We stop to collect our bearings and find that we're a left and a right from our hotel, the Hotel Champ du Mars. Oops, I turn too soon; we decide to park and Eva walks over to the hotel. I decide to drive over and at least unload the bags; I make a couple more wrong turns but by the time I get to the hotel there's a parking spot absolutely right in front. Unbelievable.

It's too early to check in, so we drop off the bags in the lobby and take the car over to the local E. H. Harms agent. A couple more wrong turns, but once we get off the Péripherique and onto Avenue Foch we're right there. There's a Harms sign pointing to Level 1; we pull up in an attended-parking area full of Ferraris and the like. The attendant motions us to leave the car by the side and directs us to a blue door down the hall. The woman in the office asks me to go put the car in the cage - I hadn't noticed, but just past the Ferraris is a cage full of other BMWs including two other 540s, both 6-speed cars. She types out the papers, looks over the car, we sign, and we're back on our feet again.

Automotive note: so far in total I haven't seen more than 20 cars with gasoline engines over 3 liters. As for American products there was one '70s Firebird in Munich, a '69 Mustang outside our hotel there, another later Firebird in Interlaken, an '80s Buick Century with Swiss plates outside our hotel in Bouilland. Plenty of Chrysler minivans - but Steyr-assembled in Austria with four-cylinder turbodiesel engines and manual transmissions. A fair number of Jeeps - a couple big-wheel CJ fashion-victims and a few Cherokees. Fewer Explorers than expected.

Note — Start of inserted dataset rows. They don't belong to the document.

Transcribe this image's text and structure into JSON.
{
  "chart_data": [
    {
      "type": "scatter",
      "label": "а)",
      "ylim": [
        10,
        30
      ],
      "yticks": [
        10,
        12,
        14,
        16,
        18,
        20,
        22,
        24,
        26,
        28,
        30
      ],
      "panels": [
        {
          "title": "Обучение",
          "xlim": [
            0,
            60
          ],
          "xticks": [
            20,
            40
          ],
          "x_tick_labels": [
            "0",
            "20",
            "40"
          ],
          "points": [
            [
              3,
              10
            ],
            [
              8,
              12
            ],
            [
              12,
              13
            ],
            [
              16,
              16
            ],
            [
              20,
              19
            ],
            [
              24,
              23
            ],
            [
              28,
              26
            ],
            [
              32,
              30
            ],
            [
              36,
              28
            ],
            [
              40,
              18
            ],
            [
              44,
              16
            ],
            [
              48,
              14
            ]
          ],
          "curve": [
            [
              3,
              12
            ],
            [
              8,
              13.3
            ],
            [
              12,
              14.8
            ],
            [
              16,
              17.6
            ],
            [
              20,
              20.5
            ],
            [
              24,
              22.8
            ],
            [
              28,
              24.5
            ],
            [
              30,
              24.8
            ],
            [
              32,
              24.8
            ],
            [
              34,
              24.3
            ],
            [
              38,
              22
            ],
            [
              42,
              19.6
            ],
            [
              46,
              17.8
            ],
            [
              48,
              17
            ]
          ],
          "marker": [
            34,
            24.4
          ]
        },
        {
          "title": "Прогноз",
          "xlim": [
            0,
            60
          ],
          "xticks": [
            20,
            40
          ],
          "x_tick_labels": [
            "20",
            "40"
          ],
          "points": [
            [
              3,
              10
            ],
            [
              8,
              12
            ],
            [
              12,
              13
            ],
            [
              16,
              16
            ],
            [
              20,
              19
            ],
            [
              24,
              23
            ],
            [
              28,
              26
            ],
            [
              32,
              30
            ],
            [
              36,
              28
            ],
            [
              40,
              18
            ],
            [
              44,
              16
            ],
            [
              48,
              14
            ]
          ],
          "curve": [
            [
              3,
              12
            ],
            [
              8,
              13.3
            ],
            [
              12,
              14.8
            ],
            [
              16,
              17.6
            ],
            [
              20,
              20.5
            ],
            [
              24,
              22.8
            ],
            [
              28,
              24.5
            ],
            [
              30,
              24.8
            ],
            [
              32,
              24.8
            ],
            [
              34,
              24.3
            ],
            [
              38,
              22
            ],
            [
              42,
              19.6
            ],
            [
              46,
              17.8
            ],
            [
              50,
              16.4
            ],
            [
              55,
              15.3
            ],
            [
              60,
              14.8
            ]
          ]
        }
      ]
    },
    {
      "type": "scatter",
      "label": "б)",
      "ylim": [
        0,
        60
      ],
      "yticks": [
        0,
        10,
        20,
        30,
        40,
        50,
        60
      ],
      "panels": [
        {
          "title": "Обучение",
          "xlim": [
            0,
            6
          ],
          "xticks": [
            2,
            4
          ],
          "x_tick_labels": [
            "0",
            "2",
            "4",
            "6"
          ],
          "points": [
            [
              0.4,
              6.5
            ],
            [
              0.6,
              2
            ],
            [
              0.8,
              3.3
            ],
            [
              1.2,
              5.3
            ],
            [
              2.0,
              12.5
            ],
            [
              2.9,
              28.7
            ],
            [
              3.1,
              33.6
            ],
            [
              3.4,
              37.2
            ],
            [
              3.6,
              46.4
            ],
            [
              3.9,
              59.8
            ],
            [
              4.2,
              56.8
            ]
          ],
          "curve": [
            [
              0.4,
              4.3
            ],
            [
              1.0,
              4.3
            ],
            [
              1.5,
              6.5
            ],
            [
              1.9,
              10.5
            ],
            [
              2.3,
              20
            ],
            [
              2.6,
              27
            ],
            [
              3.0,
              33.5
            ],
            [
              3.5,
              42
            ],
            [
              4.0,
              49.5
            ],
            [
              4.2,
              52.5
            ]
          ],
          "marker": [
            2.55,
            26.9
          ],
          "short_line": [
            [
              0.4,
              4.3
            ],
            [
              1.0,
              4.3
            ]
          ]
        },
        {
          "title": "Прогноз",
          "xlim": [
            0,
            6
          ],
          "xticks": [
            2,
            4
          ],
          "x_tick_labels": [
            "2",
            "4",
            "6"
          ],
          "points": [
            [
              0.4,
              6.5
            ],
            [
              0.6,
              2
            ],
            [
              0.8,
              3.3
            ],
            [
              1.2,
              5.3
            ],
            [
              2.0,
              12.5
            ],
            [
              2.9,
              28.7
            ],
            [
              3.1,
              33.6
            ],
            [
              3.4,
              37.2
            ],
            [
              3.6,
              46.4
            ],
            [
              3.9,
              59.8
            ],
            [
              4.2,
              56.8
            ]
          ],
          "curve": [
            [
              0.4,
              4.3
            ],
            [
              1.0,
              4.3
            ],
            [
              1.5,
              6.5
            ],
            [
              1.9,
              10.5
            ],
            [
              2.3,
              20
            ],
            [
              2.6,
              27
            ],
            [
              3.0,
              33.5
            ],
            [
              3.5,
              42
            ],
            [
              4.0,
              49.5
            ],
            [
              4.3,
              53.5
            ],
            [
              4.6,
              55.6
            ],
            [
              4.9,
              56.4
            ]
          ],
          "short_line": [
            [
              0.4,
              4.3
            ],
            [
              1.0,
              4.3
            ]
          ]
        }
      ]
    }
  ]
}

But we're now car-less, so it's into the Métro. Métro stations are like the credits scene from Get Smart - every station has slightly different gates, the later ones being virtual floor-to-ceiling barriers targeted at teenagers who seem to do almost anything to get around, over, or through them. The station personnel don't seem to care much.

My first reaction to Paris: it smells of piss, just like San Francisco.

My second reaction to Paris: the whole place could use a good sandblasting.

Urban Paris is generally fairly dirty, with lots of tagging in evidence - Frankfurt and Cologne look clean by comparison. We buy our Métro and museum passes - this is one thing the Paris authorities got right, they'll sell you everything you need at the point of first contact.

We make our way via Métro back to the 7th Arrondissement, stop at a market and collect the usual lunch fixings, then return to the hotel and finish carting the luggage up to our room. The place is clean and well-cared-for, though compact: the elevator can barely accommodate one person and one bag and the room is the smallest we've seen since London in '95. Another place where room size had to be sacrificed to add an in-room shower and potty.

After a brief stretch and half an hour tossing maps around, we strap on the fanny-pack and we hit the street for Versailles. Back into the Metro - surprise! Track work on the RER system, so we have to take an alternate route. The reroute is via an SNCF commuter train that runs RER equipment but RER tickets aren't any good on it...so another FF30 later we're headed for the Versailles Chantiers station. There are shuttle buses available from the station, but there's a continuous stream of people heading out on foot, so we decide to follow. The route takes us past the local Chrysler/Jeep dealership, replete with a new 300M in the window, but Eva's not much inclined to let me browse.

The Versailles palace is huge - but almost invisible behind the monstrous fleet of tour buses in front. We make our way up to the entrance to the château, rent an audioguide unit, and head in.

Alright, so maybe I'm jaded but so far as I'm concerned Versailles is best thought of as a nice park with this big tourist-magnet château hooked to it. It's all very impressive, but by modern standards even the Hall of Mirrors is fairly modest in scale. The gardens, on the other hand, are a wonderful walk and a magnificent sight, even if their condition today might not have met with the Sun King's approval.

Oh, by the way, take some change. The loos cost 50 centimes.

Trains back to Paris run every 12 min until after 10PM...through some fairly gritty semi-suburb areas. Back in town, we stop at a restaurant a couple blocks from the hotel - okay but nothing special. Sleep.